All in all, there are places where FPGAs can beat ASICs. One example is complex algorithms like, say, ticker correlations. These are done using dedicated memory (thus aren't all that CPU friendly - caches aren't enough) and logic and change often enough to make use of ASIC moot.
Another example is parsing network traffic (deep packet inspection). The algorithms in this field utilize memory in interesting ways (compute lot of different statistics for a packet and then compute KL divergence between reference model and your result to see the actual packet type - histograms created in random manner and then scanned linearly, all in parallel). GPUs and/or CPUs just do not have that functionality.
The Arria 10 (previous high-end Altera series) was at 20nm. The new Stratix 10 is at 14nm. UltraScale+ is in the 14-20nm range, I think, and Xilinx got there first.
(I don't know if you can publicly get Stratix 10 devkits yet, but you can get an Arria at least.)

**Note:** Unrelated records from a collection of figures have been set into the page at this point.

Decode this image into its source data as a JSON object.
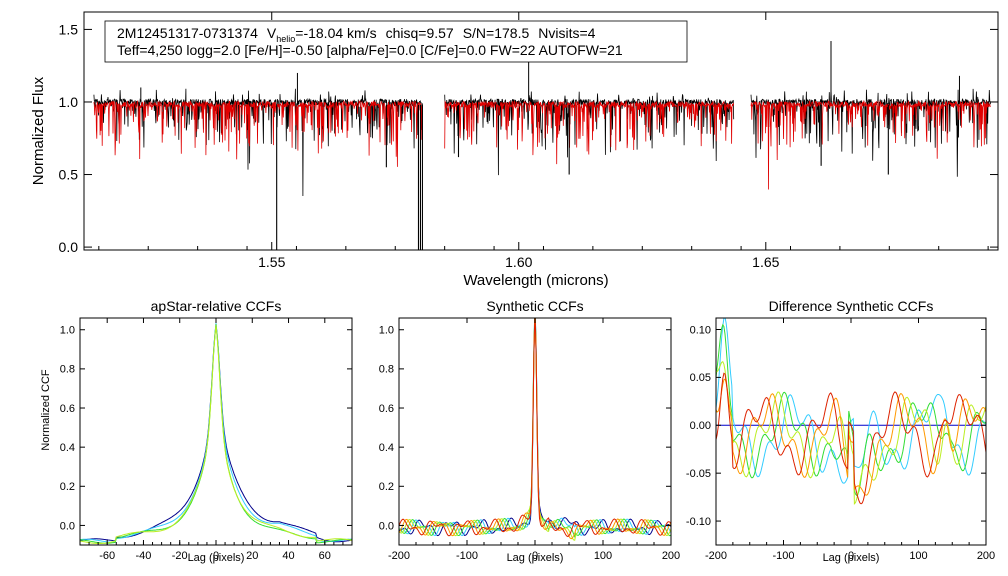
{
  "header": {
    "star_id": "2M12451317-0731374",
    "vhelio_prefix": "V",
    "vhelio_sub": "helio",
    "vhelio_value": "=-18.04 km/s",
    "chisq": "chisq=9.57",
    "snr": "S/N=178.5",
    "nvisits": "Nvisits=4",
    "line2": "Teff=4,250 logg=2.0 [Fe/H]=-0.50 [alpha/Fe]=0.0 [C/Fe]=0.0 FW=22 AUTOFW=21"
  },
  "chart_data": [
    {
      "id": "spectrum",
      "type": "line",
      "title": "",
      "xlabel": "Wavelength (microns)",
      "ylabel": "Normalized Flux",
      "xlim": [
        1.512,
        1.697
      ],
      "ylim": [
        -0.02,
        1.62
      ],
      "xticks": [
        1.55,
        1.6,
        1.65
      ],
      "xtick_labels": [
        "1.55",
        "1.60",
        "1.65"
      ],
      "yticks": [
        0.0,
        0.5,
        1.0,
        1.5
      ],
      "ytick_labels": [
        "0.0",
        "0.5",
        "1.0",
        "1.5"
      ],
      "chips": [
        [
          1.514,
          1.5805
        ],
        [
          1.585,
          1.6435
        ],
        [
          1.647,
          1.6955
        ]
      ],
      "series": [
        {
          "name": "observed",
          "color": "#000000"
        },
        {
          "name": "model",
          "color": "#e00000"
        }
      ],
      "features": {
        "spikes": [
          [
            1.5552,
            1.2
          ],
          [
            1.602,
            1.28
          ],
          [
            1.6632,
            1.42
          ],
          [
            1.6892,
            1.18
          ],
          [
            1.5235,
            1.1
          ]
        ],
        "deep_dips": [
          [
            1.551,
            -0.02
          ],
          [
            1.5797,
            -0.02
          ],
          [
            1.5801,
            -0.02
          ],
          [
            1.5805,
            -0.02
          ],
          [
            1.5878,
            0.62
          ],
          [
            1.6102,
            0.5
          ],
          [
            1.6748,
            0.5
          ],
          [
            1.5732,
            0.55
          ],
          [
            1.6612,
            0.56
          ]
        ]
      }
    },
    {
      "id": "apstar-ccf",
      "type": "line",
      "title": "apStar-relative CCFs",
      "xlabel": "Lag (pixels)",
      "ylabel": "Normalized CCF",
      "xlim": [
        -75,
        75
      ],
      "ylim": [
        -0.1,
        1.06
      ],
      "xticks": [
        -60,
        -40,
        -20,
        0,
        20,
        40,
        60
      ],
      "xtick_labels": [
        "-60",
        "-40",
        "-20",
        "0",
        "20",
        "40",
        "60"
      ],
      "yticks": [
        0.0,
        0.2,
        0.4,
        0.6,
        0.8,
        1.0
      ],
      "ytick_labels": [
        "0.0",
        "0.2",
        "0.4",
        "0.6",
        "0.8",
        "1.0"
      ],
      "series": [
        {
          "name": "blue",
          "color": "#00008b",
          "width": 11,
          "wing": 0.04,
          "phase": 0.3
        },
        {
          "name": "cyan",
          "color": "#33ccff",
          "width": 10,
          "wing": 0.03,
          "phase": 1.1
        },
        {
          "name": "green",
          "color": "#33dd33",
          "width": 9,
          "wing": 0.0,
          "phase": 2.0
        },
        {
          "name": "yellow-green",
          "color": "#bbee22",
          "width": 9,
          "wing": 0.01,
          "phase": 2.7
        }
      ]
    },
    {
      "id": "synthetic-ccf",
      "type": "line",
      "title": "Synthetic CCFs",
      "xlabel": "Lag (pixels)",
      "ylabel": "",
      "xlim": [
        -200,
        200
      ],
      "ylim": [
        -0.1,
        1.06
      ],
      "xticks": [
        -200,
        -100,
        0,
        100,
        200
      ],
      "xtick_labels": [
        "-200",
        "-100",
        "0",
        "100",
        "200"
      ],
      "yticks": [
        0.0,
        0.2,
        0.4,
        0.6,
        0.8,
        1.0
      ],
      "ytick_labels": [
        "0.0",
        "0.2",
        "0.4",
        "0.6",
        "0.8",
        "1.0"
      ],
      "series": [
        {
          "name": "blue",
          "color": "#00008b",
          "phase": 0.2
        },
        {
          "name": "cyan",
          "color": "#33ccff",
          "phase": 0.9
        },
        {
          "name": "green",
          "color": "#33dd33",
          "phase": 1.7
        },
        {
          "name": "yellow-green",
          "color": "#bbee22",
          "phase": 2.4
        },
        {
          "name": "orange",
          "color": "#ff9900",
          "phase": 3.1
        },
        {
          "name": "red",
          "color": "#dd2200",
          "phase": 3.9
        }
      ]
    },
    {
      "id": "difference-ccf",
      "type": "line",
      "title": "Difference Synthetic CCFs",
      "xlabel": "Lag (pixels)",
      "ylabel": "",
      "xlim": [
        -200,
        200
      ],
      "ylim": [
        -0.125,
        0.112
      ],
      "xticks": [
        -200,
        -100,
        0,
        100,
        200
      ],
      "xtick_labels": [
        "-200",
        "-100",
        "0",
        "100",
        "200"
      ],
      "yticks": [
        -0.1,
        -0.05,
        0.0,
        0.05,
        0.1
      ],
      "ytick_labels": [
        "-0.10",
        "-0.05",
        "0.00",
        "0.05",
        "0.10"
      ],
      "zero_line_color": "#0000cc",
      "series": [
        {
          "name": "cyan",
          "color": "#33ccff",
          "phase": 0.5
        },
        {
          "name": "green",
          "color": "#33dd33",
          "phase": 1.3
        },
        {
          "name": "yellow-green",
          "color": "#bbee22",
          "phase": 2.1
        },
        {
          "name": "orange",
          "color": "#ff9900",
          "phase": 2.9
        },
        {
          "name": "red",
          "color": "#dd2200",
          "phase": 3.7
        }
      ]
    }
  ]
}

The unused logic part isn't exactly true. The way FPGA's are built doesn't allow for unused sections to be completely shut off. Instead of dark silicon it's more like grey silicon. The unused parts of the chip still use substantial power, unlike ASIC where these unused portions simply wouldn't exist
Not my personal/professional experience. Even with heavy DSP usage with nodes >14nm you can still create designs with lower than 30 W power consumption, since you can control the frequency and use low power design techniques. There are vendors like Microsemi/Lattice that specialize in low power FPGAs where you can do even better
So there might be specific products that hit certain market segments(FWIW I really like Lattice's offerings). It's just that Watt to Watt GPUs should be more efficient since they can use the latest process and don't have to carry around 4-LUT + SRAM.

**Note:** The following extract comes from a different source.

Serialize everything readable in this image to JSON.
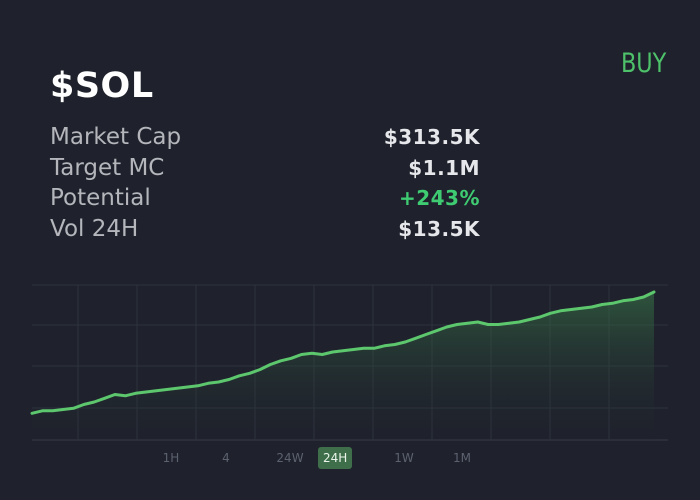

On the DSP side, you're using a ASIC DSP(can't change the width for instance) anyway on most modern FPGAs so you're comparing ASIC to ASIC at that point.
Designing an ASIC with low power in mind will always beat an FPGA, no question there. But the design cost is prohibitive for many applications (not to mention the lack of flexibility to re-iterate/patch your design with little to no cost). But compared to GPUs I'm fairly certain you can do much better power-wise going with an FPGA.
You have finer control over your frequency, over which sections to power down, how often to switch, etc.
Of course you can get better price/GFLOP with GPUs + quicker time to market
FWIW most modern FPGAs use discrete DSPs anyway so you're not really getting the flexibility at that level.